I always enjoy it when I end up seeing something I wasn’t expecting to see, or which wasn’t on my radar. Seeing as I’ve never been to the Tristan Bates Theatre before, that was exactly the case with this play.

‘Grip’ is the story of a young guy called Trev (played by writer, Scott Howland), who’s living with his father following the death of his mother. It starts out with the whole cast on stage displaying exaggerated behavioural tics, and then they melt away to the side of the stage. Trev displays fairly typical teenage behaviour, including telling his father he’s going travelling, which leads to what I thought was the best line of the whole play ‘you’re getting one of those ‘millennial running-away-from-your-responsibilities’ packages!’ But before any of that can happen, Trev meets Louise in a club…and everything starts to unravel…


I don’t want to give too much of the story away so I’m not going to say much more. But what I will say is that this play is an impressively zeitgeisty look at the important topic of mental health, and how quickly something or someone can fall apart.

Overall: this is a fascinating play performed by a very talented cast. Well worth a watch.


Play – ‘A German Life’, The Bridge Theatre, Saturday 6th April 2019


OK, full disclosure. I promised in my last post that I was writing about plays that were still on, and this one is- however it’s completely sold out, except for day seats available from the box office at 10am on the day of the performance. I remain eternally grateful to my friend K who is a member and who booked us tickets a while ago. Why did it sell out so fast?? Need you ask. Because this one-woman show is performed by one of the theatrical greats of our time- Dame Maggie Smith.

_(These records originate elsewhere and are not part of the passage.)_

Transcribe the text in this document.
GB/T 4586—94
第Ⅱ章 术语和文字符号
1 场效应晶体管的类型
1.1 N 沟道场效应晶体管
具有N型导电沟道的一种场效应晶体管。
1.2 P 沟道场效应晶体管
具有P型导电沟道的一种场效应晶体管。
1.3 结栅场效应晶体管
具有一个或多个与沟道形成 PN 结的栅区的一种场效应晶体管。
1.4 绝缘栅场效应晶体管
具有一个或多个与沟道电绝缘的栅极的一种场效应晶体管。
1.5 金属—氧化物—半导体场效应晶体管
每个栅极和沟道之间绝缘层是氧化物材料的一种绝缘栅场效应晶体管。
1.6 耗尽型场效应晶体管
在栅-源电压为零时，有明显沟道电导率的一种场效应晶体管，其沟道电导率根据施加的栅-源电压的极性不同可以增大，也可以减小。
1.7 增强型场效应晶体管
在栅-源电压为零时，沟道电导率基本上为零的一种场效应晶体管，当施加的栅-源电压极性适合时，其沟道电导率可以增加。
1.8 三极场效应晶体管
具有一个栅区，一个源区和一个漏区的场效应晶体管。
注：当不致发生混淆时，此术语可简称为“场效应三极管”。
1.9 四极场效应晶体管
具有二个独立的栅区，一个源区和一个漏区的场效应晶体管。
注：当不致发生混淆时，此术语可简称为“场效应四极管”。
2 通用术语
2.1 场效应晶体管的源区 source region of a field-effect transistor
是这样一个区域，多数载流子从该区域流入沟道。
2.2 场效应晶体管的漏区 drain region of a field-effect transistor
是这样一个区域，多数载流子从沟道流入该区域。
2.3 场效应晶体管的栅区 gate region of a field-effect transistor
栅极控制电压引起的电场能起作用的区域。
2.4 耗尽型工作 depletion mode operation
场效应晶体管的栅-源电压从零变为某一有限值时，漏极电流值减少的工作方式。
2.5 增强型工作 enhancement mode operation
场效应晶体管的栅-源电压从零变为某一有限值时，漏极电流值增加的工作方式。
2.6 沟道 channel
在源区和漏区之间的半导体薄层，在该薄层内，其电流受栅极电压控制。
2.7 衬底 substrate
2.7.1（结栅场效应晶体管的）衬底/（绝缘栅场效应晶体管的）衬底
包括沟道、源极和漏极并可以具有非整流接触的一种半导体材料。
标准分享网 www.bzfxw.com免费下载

She is every bit as brilliant as I expected her to be. So powerful that even though she was sitting on the stage in a fairly large theatre and we were sitting up in the second gallery, it felt like she was speaking directly to us. She portrays Brunhilde Pomsel, a German woman from an unremarkable family, who ended up as the secretary to Goebbels during World War II. Hearing her story was fascinating, and it left me genuinely unsure as to what she did or didn’t know about what happened to the Jews and how they were treated. But even just listening to the behind-the-scenes stories was poignant, with both sad and funny moments.

Overall: Should you queue for this incredibly powerful one-woman show and possibly Dame Maggie Smith’s last performance? Yes, you should.